Can you sue if a police dog bites you? We look at the law relating to liability for police dog bites
Can you sue if a police dog bites you? Find out where you stand by calling our free legal helpline for a case assessment.
If you suffer a bite from a police dog there are two potential allegations that can be made. You can allege a breach of the 1971 Animals Act and you can allege that the police have been negligent.
To determine whether you can sue if a police dog bites you we would recommend that you speak to one of our specialist lawyers. We operate a free legal helpline so you can call us for initial guidance on making a claim and find out if no win, no fee funding is available.
It is important that any claim against the police is prepared properly and that the solicitor dealing with it understands the complexities of the law involved. As specialist dog bite lawyers who deal with such cases on a daily basis, we know exactly what to do and how to go about getting you the best result.
Over the last three years almost £800,000 has been paid in compensation to people bitten by police dogs. Greater Manchester Police paid out more then £180,000 while the Met Police are next on the list, paying out £95,000. West Midlands police were responsible for the highest number of dog bites. The people who have been bitten by police dogs include those suspected of committing a criminal offence, police staff and innocent members of the public
The police can defeat a compensation claim if they can show that the person bitten “voluntarily accepted the risk of damage” by failing to stop when commanded to do so.

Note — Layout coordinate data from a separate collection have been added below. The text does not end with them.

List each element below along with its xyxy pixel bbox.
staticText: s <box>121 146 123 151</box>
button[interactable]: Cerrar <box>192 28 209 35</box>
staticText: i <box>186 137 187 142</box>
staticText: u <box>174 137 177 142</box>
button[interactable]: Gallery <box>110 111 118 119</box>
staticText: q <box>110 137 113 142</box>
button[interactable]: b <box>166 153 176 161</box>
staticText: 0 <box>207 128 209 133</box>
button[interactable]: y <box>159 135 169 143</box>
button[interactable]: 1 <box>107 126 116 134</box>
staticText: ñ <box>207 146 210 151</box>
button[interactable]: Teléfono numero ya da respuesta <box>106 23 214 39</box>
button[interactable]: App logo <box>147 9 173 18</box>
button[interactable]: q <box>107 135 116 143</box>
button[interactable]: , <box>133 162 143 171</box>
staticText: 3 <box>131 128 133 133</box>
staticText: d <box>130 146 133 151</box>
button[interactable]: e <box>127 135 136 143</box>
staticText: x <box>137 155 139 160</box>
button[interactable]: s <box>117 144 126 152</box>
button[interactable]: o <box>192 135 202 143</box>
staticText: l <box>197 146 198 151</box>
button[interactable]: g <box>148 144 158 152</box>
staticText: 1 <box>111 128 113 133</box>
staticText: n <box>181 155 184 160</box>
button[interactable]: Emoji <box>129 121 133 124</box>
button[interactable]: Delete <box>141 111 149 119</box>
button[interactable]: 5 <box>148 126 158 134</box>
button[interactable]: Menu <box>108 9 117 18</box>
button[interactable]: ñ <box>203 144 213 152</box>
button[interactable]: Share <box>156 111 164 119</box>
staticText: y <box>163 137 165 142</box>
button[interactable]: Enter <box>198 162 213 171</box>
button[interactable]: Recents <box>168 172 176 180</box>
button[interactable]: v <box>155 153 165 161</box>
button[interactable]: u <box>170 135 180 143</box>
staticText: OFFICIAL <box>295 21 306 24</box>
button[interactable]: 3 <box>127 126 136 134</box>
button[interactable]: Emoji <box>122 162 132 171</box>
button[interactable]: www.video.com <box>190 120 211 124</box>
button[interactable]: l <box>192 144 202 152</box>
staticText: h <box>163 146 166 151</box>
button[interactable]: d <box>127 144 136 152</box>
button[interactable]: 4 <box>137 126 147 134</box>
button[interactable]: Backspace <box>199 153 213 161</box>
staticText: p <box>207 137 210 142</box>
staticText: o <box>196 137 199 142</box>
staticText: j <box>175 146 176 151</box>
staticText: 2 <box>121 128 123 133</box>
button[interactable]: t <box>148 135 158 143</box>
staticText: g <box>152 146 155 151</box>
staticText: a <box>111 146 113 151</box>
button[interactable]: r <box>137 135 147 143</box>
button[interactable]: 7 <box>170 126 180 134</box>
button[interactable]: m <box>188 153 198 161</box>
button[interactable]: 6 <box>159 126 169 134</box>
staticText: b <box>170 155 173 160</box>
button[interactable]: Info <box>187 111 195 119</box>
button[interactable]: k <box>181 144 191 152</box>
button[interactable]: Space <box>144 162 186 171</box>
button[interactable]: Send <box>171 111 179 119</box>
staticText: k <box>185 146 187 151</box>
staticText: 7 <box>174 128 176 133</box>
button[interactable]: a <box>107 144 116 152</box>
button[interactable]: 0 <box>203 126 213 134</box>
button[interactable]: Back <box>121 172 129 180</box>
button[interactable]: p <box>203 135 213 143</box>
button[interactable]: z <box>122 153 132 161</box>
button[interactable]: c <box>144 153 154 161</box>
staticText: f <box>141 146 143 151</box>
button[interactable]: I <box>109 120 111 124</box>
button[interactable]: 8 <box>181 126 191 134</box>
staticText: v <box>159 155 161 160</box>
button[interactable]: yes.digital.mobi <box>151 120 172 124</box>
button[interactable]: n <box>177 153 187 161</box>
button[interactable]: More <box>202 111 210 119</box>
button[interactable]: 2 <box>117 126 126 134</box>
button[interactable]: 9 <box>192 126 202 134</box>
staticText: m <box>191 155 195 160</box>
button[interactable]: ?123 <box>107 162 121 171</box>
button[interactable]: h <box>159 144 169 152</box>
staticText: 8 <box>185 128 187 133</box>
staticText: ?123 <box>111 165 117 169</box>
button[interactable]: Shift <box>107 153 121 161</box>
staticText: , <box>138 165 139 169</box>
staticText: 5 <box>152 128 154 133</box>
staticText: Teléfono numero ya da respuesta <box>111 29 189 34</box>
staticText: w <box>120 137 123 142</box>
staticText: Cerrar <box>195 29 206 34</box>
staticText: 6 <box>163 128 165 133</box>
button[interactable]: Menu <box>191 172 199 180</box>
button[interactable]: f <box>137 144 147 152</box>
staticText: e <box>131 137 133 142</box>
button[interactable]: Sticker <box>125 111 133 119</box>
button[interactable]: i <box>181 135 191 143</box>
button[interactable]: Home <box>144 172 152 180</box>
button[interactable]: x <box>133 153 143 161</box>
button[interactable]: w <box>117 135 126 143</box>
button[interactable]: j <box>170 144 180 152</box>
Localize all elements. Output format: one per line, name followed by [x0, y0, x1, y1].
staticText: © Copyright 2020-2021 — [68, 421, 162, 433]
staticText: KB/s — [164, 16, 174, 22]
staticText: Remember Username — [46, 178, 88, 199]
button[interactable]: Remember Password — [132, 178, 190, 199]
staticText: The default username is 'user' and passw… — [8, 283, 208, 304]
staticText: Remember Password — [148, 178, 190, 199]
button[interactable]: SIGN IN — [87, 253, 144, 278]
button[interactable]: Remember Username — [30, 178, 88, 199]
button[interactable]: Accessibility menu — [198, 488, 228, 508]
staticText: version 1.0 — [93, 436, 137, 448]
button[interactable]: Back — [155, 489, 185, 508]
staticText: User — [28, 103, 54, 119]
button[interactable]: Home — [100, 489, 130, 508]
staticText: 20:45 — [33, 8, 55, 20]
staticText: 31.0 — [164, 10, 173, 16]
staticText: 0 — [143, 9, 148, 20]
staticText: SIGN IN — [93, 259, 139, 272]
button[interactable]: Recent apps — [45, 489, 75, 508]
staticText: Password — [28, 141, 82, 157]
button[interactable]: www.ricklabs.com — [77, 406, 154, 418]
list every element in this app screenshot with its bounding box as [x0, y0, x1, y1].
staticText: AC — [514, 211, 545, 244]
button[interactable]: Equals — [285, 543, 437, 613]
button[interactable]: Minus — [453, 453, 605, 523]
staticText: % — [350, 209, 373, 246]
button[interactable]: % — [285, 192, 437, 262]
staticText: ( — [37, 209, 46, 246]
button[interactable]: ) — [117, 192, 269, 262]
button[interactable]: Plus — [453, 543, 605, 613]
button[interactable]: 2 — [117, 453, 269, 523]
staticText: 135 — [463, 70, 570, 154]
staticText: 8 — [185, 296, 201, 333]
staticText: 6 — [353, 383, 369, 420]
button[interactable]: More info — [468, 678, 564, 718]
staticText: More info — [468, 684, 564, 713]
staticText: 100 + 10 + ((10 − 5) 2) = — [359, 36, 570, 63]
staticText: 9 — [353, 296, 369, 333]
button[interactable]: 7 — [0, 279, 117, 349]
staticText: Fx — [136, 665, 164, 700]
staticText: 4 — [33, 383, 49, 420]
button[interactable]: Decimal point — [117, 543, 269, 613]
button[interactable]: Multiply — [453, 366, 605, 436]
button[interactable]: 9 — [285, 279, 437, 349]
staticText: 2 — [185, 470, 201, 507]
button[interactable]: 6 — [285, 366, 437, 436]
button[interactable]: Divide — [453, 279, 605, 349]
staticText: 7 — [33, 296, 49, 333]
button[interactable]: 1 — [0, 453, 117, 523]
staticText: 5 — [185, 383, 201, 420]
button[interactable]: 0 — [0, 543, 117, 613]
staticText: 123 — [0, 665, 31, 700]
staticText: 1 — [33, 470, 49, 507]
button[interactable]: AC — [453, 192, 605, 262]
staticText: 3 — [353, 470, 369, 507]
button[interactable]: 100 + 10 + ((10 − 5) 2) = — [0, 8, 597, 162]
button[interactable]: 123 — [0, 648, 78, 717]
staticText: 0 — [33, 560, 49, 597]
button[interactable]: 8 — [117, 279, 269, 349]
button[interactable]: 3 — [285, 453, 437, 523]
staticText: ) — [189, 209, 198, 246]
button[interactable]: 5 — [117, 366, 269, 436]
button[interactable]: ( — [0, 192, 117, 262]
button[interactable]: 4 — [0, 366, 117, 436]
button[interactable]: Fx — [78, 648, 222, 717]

Alleging that the police have been negligent means looking at whether or not there is something the police should have done (or have failed to do) to prevent the dog attacking. It also involves proving that they should have been aware that such an incident was likely, or “foreseeable”.
Proving negligence involves looking at the training records of the dog and its handler and searching for evidence of any previous incidents or similar attacks. If the records show that the dog had a history of difficulty obeying commands then it could be argued that an incident was likely; not just that the police dog would attack and cause injury (which is central to their role as a police dog) but more importantly it would overreact or fail to respond when placed in a “chase and detain” situation.
The police officer may have been negligent by choosing to release the dog at the wrong time or by failing to shout a warning before doing so. The officer owes a duty of care to those who he is going to set the dog on and this is breached if he fails to follow correct procedure and if he releases a dog over which he has little or no control and which could cause a foreseeable injury.
In certain circumstances there may be third option. You may be able to make a claim against the police for assault if it can be shown they have acted in a way which they knew to be unjustifiable and intended to cause harm; or at least acted without caring whether they caused harm or not. The police could counter argue that they were only using reasonable force in the prevention of crime or to lawfully arrest a suspect. It is often a question of whether or not they used “reasonable force” which is the key factor.